Noch dünner ist die Personaldecke der SG Unterrath vor dem Gastspiel (morgen, 15 Uhr, Franz-Rennefeld-Weg) des SV Kettwig II. Sieben Spieler werden Trainer Burkhard Räker gegen den Drittletzten fehlen. Deshalb holt er Daniel Gödde aus der Zweiten in den Kader, um zumindest einen gelernten Kreisläufer zu haben. Zudem ist er froh, dass Zugang Hanno Walthermann nun spielberechtigt ist. Da die Gäste ein direkter Konkurrent um den Klassenerhalt sind, hofft Räker auf einen Sieg: " Nach unserer ordentlichen Bilanz wäre es ideal, jetzt nachzulegen, um entspannt in die Rückrunde gehen zu können."

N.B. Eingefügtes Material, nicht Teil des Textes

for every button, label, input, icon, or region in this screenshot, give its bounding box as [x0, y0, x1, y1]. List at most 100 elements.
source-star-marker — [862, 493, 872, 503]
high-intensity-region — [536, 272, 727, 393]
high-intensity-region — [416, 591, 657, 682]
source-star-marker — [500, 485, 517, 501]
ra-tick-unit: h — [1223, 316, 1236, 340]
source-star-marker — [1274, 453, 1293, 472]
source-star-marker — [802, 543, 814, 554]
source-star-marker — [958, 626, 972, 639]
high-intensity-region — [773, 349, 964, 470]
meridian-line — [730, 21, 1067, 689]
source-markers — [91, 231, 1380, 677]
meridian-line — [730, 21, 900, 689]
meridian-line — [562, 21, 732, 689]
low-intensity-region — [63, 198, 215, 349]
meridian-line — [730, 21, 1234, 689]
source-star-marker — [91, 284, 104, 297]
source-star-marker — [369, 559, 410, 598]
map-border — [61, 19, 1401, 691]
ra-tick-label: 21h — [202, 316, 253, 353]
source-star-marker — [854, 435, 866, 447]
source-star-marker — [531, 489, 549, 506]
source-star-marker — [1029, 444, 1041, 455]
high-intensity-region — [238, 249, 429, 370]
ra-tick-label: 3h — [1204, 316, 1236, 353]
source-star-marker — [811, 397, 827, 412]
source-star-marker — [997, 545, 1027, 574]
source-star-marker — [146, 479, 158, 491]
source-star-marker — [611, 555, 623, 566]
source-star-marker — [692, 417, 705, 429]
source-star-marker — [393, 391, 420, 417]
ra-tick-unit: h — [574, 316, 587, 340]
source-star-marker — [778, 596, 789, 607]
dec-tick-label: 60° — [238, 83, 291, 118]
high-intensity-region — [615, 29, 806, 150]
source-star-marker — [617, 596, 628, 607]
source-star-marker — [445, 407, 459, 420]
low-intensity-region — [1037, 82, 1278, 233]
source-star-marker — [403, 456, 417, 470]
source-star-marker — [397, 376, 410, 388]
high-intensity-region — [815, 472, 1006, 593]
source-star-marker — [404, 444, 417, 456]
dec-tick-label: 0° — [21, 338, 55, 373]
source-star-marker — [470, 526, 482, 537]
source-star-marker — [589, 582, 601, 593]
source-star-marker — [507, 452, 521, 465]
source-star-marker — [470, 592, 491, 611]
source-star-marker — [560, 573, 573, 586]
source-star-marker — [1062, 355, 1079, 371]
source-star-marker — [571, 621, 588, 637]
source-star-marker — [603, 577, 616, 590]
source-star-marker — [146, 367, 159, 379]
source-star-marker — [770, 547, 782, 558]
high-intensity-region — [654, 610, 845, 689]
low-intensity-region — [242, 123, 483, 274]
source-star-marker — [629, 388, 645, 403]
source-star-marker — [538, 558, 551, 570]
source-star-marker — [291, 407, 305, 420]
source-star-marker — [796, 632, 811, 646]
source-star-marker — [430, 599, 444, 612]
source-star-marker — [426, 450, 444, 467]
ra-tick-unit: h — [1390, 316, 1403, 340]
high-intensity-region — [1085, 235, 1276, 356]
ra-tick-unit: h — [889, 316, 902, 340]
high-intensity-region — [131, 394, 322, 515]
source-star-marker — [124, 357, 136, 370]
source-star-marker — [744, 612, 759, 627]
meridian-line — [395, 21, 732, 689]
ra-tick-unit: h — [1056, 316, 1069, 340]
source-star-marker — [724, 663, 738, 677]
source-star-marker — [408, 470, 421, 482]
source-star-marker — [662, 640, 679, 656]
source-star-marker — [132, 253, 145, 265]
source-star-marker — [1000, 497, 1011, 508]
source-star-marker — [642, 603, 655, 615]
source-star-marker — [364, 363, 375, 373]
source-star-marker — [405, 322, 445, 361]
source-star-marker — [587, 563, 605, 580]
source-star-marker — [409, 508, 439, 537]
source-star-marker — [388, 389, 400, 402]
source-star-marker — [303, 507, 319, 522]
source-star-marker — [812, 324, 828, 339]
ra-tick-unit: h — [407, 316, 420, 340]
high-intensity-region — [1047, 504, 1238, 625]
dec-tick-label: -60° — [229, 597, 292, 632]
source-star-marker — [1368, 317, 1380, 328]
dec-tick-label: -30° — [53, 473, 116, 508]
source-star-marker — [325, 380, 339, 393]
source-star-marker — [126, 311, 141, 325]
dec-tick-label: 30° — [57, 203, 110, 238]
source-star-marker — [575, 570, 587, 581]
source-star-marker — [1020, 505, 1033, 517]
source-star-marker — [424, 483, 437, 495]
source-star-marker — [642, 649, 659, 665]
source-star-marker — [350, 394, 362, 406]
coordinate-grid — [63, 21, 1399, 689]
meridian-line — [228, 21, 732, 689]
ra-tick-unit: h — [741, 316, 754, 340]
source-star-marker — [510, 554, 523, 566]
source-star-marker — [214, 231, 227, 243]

Dank eines großen Kaders und der Aushilfen aus der A-Jugend-Bundesliga, tritt der ART II zwar immer in unterschiedlichen Besetzungen, in der Regel aber stets mit ausreichend Personal an. So wird es auch morgen (11 Uhr, Graf-Recke-Straße) bei der Fortuna sein, die mit einer vollen Auswechselbank aufwarten kann. Während das Team von ART-Trainer Kai Petersen das letzte Spiel der Hinrunde als Siebter gelassen angehen kann, geht es für die Gastgeber nach fünf Niederlagen in Folge darum ihre Negativserie zu stoppen. Für Fortuna-Trainer Andreas Laschet ist die Marschrichtung für das Derby deshalb klar: "Wir müssen wieder die Sicherheit in unser Spiel bekommen, die wir zu Beginn der Saison hatten, und zeigen, was wir eigentlich können."